Worked Example: GitHub Multi-Tier Caching
GitHub reduced database load by 50% by implementing a three-tier caching strategy for repository metadata: (1) per-process LRU cache (L1, ~5MB per process, 10-second TTL) handles repeated reads within a single request lifecycle, (2) Redis cluster (L2, 100GB total) handles cross-process caching with 5-minute TTL, (3) CDN edge caching (L3) handles public repository pages with 60-second TTL. A single page view for a popular repository like
torvalds/linux hits L1 for repeated reads of the same repo metadata during template rendering, L2 for repo stats and contributor data, and L3 for the rendered HTML.
Anti-Patterns
Caching without TTL. Without TTL, cache entries live forever. Stale data accumulates, eventually consuming all available memory. Redis will evict keys using its eviction policy (default:
noeviction, which rejects new writes when memory is full). Always set explicit TTLs.
Serializing entire ORM objects. ORM objects include metadata, lazy-loaded relation proxies, and internal state. A User ORM object might serialize to 5KB when the actual data is 500 bytes. Extract plain data objects before caching.
Using cache as primary data store without persistence. Redis can persist data (RDB/AOF), but cache instances are often configured without persistence for performance. If the cache restarts, all data is lost. Never use a non-persistent cache as the sole store for important data.
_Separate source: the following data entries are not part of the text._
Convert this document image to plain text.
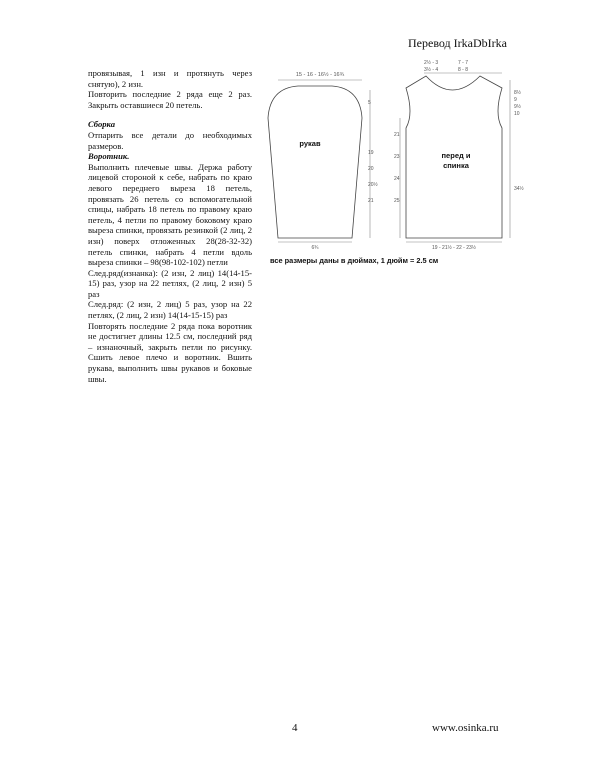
Перевод IrkaDbIrka

провязывая, 1 изн и протянуть через снятую), 2 изн.

Повторить последние 2 ряда еще 2 раз. Закрыть оставшиеся 20 петель.

Сборка

Отпарить все детали до необходимых размеров.

Воротник.

Выполнить плечевые швы. Держа работу лицевой стороной к себе, набрать по краю левого переднего выреза 18 петель, провязать 26 петель со вспомогательной спицы, набрать 18 петель по правому краю петель, 4 петли по правому боковому краю выреза спинки, провязать резинкой (2 лиц, 2 изн) поверх отложенных 28(28-32-32) петель спинки, набрать 4 петли вдоль выреза спинки – 98(98-102-102) петли

След.ряд(изнанка): (2 изн, 2 лиц) 14(14-15-15) раз, узор на 22 петлях, (2 лиц, 2 изн) 5 раз

След.ряд: (2 изн, 2 лиц) 5 раз, узор на 22 петлях, (2 лиц, 2 изн) 14(14-15-15) раз

Повторять последние 2 ряда пока воротник не достигнет длины 12.5 см, последний ряд – изнаночный, закрыть петли по рисунку. Сшить левое плечо и воротник. Вшить рукава, выполнить швы рукавов и боковые швы.

15 - 16 - 16½ - 16¾
рукав
5
19
20
20½
21
6¾
2½ - 3
3½ - 4
7 - 7
8 - 8
перед и
спинка
21
23
24
25
8½
9
9½
10
34½
19 - 21½ - 22 - 23½
все размеры даны в дюймах, 1 дюйм = 2.5 см
4	www.osinka.ru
Not handling cache failures gracefully. If every request requires cache and cache goes down, the entire application fails. Implement circuit breakers and database fallback for when cache is unavailable.
Source
- Redis documentation — https://redis.io/docs/
- Memcached wiki — https://github.com/memcached/memcached/wiki
- "Scaling Memcache at Facebook" (NSDI 2013) — https://www.usenix.org/conference/nsdi13/technical-sessions/presentation/nishtala
- Martin Kleppmann, "Designing Data-Intensive Applications" (O'Reilly), Chapter 5
- AWS ElastiCache best practices — https://docs.aws.amazon.com/AmazonElastiCache/latest/mem-ug/BestPractices.html
Process
- Read the instructions and examples in this document.
- Apply the patterns to your implementation, adapting to your specific context.
- Verify your implementation against the details and edge cases listed above.
Harness Integration
- Type: knowledge — this skill is a reference document, not a procedural workflow.
- No tools or state — consumed as context by other skills and agents.
Success Criteria
- The patterns described in this document are applied correctly in the implementation.
- Edge cases and anti-patterns listed in this document are avoided.
- Cache hit rate exceeds 80% for read-heavy workloads with appropriate TTLs set per data type.
- Cache failures do not cascade to application failures (graceful degradation to database).
- Memory consumption is bounded with explicit TTLs and eviction policies configured.